Leitsatz (amtlich)

Ansprüche auf Umsatzsteuervergütung nach den vor dem UStG vom 29. Mai 1967 (BGBl I 1967, 545, BStBl I 1967, 224) geltenden Fassungen des UStG sind bei der Einheitswertfeststellung für das Betriebsvermögen erst anzusetzen, wenn sie entstanden sind. Ist Bemessungsgrundlage dieser Ansprüche das vereinnahmte Entgelt, so gehört zu den Voraussetzungen für ihre Entstehung auch der Buchnachweis über die Vereinnahmung des Entgelts.

 

Normenkette

BewG § 54 i.d.F. vor dem BewG 1965; StAnpG § 3; UStG in den Fassungen des 9., 14. und 15. UStÄndG § 16; UStG in den Fassungen des 9., 14. und 15. UStÄndG § 23; UStDB §§ 14, 70, 77

 

Tatbestand

In der Revision ist nur noch der Ansatz von Umsatzsteuervergütungsansprüchen bei den Einheitswertfeststellungen für das Betriebsvermögen der Klägerin streitig. Die Klägerin betreibt die Herstellung von Tafelgedecken und tätigt dabei auch Ausfuhrlieferungen. Sie beantragt Ausfuhrvergütungen vierteljährlich nach vereinnahmten Entgelten.

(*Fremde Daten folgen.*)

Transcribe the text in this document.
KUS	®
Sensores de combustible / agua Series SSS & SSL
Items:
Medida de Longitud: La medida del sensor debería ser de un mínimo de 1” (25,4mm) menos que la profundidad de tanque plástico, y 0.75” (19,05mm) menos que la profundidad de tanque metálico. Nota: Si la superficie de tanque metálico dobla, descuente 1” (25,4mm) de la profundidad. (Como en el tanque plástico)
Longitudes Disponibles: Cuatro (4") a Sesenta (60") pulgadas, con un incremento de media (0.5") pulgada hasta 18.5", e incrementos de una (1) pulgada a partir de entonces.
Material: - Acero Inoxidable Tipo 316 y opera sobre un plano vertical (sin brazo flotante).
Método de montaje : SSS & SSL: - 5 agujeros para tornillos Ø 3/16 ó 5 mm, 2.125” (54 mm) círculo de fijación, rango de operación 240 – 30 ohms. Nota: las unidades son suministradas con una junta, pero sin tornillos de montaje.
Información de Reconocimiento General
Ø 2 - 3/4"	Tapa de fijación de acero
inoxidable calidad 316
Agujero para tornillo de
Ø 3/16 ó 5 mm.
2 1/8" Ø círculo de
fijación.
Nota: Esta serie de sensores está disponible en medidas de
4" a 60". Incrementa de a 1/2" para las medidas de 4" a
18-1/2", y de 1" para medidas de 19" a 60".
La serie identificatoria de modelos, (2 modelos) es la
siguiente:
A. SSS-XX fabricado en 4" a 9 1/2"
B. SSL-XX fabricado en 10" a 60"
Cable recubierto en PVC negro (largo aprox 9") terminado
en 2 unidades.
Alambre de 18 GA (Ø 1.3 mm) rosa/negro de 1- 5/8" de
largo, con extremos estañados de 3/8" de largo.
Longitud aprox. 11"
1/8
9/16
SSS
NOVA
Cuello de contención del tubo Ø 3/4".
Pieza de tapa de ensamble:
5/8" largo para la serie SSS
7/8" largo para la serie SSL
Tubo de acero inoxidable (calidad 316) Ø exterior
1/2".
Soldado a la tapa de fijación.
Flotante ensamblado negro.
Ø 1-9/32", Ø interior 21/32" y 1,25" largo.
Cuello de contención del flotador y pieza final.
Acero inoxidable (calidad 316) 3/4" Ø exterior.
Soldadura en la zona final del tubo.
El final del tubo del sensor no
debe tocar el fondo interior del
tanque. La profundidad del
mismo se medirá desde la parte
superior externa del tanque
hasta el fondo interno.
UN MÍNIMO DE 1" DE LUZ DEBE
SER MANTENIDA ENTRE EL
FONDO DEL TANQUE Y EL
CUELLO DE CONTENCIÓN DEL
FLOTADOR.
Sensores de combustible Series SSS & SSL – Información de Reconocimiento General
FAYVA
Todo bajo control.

Das FA hat bei den Einheitswertfeststellungen für das Betriebsvermögen der Klägerin auf die Stichtage vom 1. Januar 1961, 1. Januar 1962, 1. Januar 1963, 1. Januar 1964 und 1. Januar 1965 entsprechend den Feststellungen einer im Jahre 1965 durchgeführten Betriebsprüfung unter dem aktiven Rechnungsabgrenzungsposten Umsatzsteuervergütungsansprüche für die Auslandsaußenstände eingesetzt.

Der Einspruch blieb ohne Erfolg. Dagegen war die Klage erfolgreich. Das FG führte im wesentlichen aus: Es könne dahinstehen, ob die Umsatzsteuervergütungsansprüche bereits zum jeweiligen Stichtag entstanden seien. Sie seien jedenfalls noch nicht unbedingt entstanden und deshalb gemäß § 4 BewG bei der Einheitsbewertung nicht zu erfassen. Eine Vergütung nach den Ist-Einnahmen könne nur und erst dann beantragt werden, wenn nicht nur die Ausfuhrlieferungen getätigt, sondern u. a. auch das Entgelt vereinnahmt und der Eingang des Entgelts buchmäßig festgehalten worden sei. Da der Zahlungseingang des Kunden ein künftiges, ungewisses, vom Willen des Antragstellers unabhängiges Ereignis sei, seien die Ansprüche an den jeweiligen Stichtagen aufschiebend bedingt. Die Rechtslage sei anders zu beurteilen als bei den Ertragsteuern. Zwar decke sich auf beiden Gebieten der Begriff des Wirtschaftsguts. Der entscheidende Unterschied bestehe aber darin, daß § 4 BewG bei den Ertragsteuern nicht gelte.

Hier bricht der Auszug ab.